For instance, one defining characteristics of a public good is that a person's consumption of it will not make it unavailable for another person. This is known as non-rivalry in consumption. GPS signals have this property: My use of GPS signals will not prevent you from also using the signals. This is different from many other goods: If I drink a can of coke, you cannot drink the same can!
A second defining property of a public good is that once it is provided, nobody can be prevented from using it (non-excludable): Once GPS signals are provided, everybody can use the signal regardless of whether they pay for it or not.
A good with these properties (non-rivalry and non-excludability) will usually not be provided in the market because nobody can make profit from producing it. There are some exceptions to this. For instance, if the value of the good is very high to one person, it may still be provided since the person will pay for it even when it means that others will also enjoy it for free. It may also be possible to tie the good to other things which you can make money off. For instance advertisement to provide free TV content in the days when the signals were free. It could also be possible to provide these public goods outside the market by voluntary contribution and social shaming of people who do not contribute.

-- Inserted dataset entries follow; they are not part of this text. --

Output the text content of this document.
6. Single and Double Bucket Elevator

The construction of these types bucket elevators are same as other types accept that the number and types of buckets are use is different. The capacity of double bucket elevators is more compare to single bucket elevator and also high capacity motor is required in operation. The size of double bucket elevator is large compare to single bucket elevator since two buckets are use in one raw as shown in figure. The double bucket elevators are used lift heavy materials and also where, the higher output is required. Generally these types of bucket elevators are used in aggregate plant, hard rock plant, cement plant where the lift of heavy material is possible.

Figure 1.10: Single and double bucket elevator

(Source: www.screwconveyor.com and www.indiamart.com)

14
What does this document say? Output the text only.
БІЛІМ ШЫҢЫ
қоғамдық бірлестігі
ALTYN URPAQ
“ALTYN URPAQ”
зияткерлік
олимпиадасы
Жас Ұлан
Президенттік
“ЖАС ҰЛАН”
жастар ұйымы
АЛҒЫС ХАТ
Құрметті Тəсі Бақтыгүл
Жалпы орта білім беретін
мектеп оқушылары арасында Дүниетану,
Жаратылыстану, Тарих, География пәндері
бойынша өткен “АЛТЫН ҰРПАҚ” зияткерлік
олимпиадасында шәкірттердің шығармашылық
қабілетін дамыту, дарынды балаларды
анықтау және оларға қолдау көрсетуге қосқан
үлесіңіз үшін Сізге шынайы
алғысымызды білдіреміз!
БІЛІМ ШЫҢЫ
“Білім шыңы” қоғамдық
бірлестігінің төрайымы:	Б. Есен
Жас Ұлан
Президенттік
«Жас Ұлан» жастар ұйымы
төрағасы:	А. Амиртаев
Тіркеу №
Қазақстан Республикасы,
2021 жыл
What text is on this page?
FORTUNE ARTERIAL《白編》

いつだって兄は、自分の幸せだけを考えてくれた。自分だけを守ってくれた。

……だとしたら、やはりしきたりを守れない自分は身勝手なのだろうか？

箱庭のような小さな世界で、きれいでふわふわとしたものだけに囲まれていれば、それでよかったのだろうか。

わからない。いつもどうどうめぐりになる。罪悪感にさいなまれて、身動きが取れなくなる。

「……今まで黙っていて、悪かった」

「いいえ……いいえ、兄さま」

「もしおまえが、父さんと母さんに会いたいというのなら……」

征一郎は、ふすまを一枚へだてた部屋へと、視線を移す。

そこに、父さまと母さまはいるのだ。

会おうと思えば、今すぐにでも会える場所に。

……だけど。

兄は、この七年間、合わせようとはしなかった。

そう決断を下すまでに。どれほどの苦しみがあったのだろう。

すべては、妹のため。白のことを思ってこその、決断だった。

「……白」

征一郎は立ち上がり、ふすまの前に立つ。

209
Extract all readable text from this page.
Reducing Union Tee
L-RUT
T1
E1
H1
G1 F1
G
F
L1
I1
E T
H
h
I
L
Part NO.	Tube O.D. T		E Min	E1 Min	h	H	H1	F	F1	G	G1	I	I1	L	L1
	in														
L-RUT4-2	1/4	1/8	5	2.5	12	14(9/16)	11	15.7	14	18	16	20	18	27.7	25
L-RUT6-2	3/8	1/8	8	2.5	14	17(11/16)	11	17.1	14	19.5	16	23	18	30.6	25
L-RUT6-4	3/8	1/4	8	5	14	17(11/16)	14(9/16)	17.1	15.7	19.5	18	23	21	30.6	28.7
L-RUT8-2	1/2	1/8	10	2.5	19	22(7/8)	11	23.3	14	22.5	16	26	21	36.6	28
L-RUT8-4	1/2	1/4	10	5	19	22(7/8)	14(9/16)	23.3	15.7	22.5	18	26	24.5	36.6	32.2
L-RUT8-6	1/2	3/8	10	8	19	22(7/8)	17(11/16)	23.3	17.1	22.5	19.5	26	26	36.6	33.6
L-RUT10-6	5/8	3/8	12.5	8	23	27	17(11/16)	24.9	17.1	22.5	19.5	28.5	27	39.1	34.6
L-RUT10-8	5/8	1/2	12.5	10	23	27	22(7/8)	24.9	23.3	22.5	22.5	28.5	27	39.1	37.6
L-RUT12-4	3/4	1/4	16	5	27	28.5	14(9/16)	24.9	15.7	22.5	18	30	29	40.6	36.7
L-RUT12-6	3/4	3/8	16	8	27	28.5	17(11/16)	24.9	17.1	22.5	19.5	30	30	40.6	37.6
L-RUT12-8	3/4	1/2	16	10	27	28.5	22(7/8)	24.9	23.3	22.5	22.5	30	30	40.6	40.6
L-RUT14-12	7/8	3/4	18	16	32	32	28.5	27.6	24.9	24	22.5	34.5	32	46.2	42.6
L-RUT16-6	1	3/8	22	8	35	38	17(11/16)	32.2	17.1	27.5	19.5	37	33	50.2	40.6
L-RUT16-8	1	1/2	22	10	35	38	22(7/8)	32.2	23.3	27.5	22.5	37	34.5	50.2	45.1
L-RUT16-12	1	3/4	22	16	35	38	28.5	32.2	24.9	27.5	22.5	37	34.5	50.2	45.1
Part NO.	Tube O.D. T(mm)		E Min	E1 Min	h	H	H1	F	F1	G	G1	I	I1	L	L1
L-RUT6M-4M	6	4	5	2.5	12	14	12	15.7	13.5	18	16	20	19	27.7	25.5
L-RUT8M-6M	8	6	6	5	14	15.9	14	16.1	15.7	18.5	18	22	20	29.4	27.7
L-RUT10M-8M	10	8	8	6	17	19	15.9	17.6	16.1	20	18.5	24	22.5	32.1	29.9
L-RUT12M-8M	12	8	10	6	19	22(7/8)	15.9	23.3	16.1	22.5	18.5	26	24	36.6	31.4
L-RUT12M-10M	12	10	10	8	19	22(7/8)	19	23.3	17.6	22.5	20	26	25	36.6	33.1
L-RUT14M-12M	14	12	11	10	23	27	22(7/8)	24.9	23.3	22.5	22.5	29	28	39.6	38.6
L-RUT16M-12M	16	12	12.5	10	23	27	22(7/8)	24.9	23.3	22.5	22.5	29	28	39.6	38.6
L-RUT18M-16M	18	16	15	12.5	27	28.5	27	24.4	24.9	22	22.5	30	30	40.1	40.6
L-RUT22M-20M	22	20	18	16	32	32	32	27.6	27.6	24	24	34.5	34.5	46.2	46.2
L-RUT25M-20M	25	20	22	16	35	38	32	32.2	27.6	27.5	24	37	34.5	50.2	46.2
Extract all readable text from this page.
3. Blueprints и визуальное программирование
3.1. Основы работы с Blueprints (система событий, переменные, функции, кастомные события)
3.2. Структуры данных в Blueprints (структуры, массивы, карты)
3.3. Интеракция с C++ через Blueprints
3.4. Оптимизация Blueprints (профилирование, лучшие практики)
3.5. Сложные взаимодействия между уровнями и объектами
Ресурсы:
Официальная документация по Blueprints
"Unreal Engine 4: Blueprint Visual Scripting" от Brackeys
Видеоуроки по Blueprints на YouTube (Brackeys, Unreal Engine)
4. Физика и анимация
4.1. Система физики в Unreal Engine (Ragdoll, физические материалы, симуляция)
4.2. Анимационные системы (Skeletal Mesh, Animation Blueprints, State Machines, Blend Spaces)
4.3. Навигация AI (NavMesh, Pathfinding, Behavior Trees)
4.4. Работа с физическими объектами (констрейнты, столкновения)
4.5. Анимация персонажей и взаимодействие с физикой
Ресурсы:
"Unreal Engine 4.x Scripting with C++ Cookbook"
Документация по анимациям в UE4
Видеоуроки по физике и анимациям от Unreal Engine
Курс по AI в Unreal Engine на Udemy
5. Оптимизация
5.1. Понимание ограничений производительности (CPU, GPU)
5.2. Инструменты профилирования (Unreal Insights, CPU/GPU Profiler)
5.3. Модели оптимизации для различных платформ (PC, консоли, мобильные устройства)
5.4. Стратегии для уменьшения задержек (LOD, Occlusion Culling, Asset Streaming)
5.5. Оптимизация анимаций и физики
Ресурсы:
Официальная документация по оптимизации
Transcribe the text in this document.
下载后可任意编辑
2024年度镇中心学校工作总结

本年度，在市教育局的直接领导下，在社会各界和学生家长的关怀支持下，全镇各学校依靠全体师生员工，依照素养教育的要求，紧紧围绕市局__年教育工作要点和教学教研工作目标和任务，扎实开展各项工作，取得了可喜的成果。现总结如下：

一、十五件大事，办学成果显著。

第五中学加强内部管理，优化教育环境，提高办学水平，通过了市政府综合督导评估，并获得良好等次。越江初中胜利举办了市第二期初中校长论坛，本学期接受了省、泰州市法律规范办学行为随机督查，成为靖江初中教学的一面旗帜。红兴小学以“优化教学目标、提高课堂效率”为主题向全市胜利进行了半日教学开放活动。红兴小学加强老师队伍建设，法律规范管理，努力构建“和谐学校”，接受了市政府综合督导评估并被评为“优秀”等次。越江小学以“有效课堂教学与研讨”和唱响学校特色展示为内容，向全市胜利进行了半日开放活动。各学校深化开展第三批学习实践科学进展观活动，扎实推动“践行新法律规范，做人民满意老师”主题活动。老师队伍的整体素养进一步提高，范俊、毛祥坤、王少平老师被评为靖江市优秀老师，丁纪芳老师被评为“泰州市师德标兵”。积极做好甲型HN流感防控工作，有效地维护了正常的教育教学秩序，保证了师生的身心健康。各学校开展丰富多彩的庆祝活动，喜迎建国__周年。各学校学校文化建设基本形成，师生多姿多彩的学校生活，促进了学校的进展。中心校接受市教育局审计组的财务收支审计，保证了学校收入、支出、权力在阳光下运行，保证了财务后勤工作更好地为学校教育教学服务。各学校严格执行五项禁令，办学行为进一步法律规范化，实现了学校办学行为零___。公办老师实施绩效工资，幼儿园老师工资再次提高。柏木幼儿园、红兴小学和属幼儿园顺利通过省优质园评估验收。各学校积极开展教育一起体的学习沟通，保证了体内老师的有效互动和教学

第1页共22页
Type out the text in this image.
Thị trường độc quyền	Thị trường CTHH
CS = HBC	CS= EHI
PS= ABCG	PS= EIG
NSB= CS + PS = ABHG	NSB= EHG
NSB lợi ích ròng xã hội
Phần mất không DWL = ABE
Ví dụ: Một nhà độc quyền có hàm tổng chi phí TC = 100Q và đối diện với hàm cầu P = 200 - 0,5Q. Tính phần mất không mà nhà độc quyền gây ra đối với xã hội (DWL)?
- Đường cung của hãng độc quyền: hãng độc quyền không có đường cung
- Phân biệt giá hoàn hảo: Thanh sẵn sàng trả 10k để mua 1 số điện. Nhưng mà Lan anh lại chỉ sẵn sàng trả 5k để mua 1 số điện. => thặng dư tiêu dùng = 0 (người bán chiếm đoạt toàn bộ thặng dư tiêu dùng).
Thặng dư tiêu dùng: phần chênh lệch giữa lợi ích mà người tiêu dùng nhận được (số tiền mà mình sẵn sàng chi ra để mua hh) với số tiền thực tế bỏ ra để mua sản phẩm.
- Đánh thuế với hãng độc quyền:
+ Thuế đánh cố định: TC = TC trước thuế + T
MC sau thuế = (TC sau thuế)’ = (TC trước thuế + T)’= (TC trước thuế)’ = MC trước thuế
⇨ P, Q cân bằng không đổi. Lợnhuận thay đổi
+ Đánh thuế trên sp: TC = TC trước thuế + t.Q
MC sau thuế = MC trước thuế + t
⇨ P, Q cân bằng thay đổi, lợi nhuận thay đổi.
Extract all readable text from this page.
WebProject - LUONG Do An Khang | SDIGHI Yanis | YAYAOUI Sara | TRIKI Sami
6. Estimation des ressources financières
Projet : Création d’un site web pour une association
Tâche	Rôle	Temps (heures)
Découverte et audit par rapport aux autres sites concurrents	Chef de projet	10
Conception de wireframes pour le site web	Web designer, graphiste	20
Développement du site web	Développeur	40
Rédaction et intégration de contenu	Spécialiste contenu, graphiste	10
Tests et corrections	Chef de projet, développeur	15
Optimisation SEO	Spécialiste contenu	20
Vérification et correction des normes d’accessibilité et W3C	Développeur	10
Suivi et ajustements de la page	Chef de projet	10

But in general, the two properties do create a situation in which people want something (and are willing to pay for it), but no firm will find it profitable to provide the good.
It is important to distinguish the definition of public goods used above, from the popular use of the term public goods. Health, education and so on are not public goods in the technical sense. It is perfectly possible to prevent people who do not pay from going to school. Also health services can often be restriced to those who pay. Defense is a slightly better example. Once it is provided in a country it is difficult to say that you are only going to defend those who (voluntarily) pay for it.
Some goods have only one of the properties. This also create market failures. For instance, goods that have zero marginal cost (non-excludable) should be provided a zero price, but this will not happen in a free market. Let’s say you could scramble GPS signals so that only those who pay for it will get it. Now you can make people pay for it, but technically charging a price for something that does not cost anything to provide additional units of, is not a good outcome.
In short, public goods cause market failure. People want the goods, but no firms will find it profitable to produce these goods because they can be enjoyed for free once they are provided and they cannot prevent this from happening. To provide these goods then, we must either rely on governments who can force people to pay (tax to finance the military), or voluntary associations based on social norms (which may or may not work in different situations).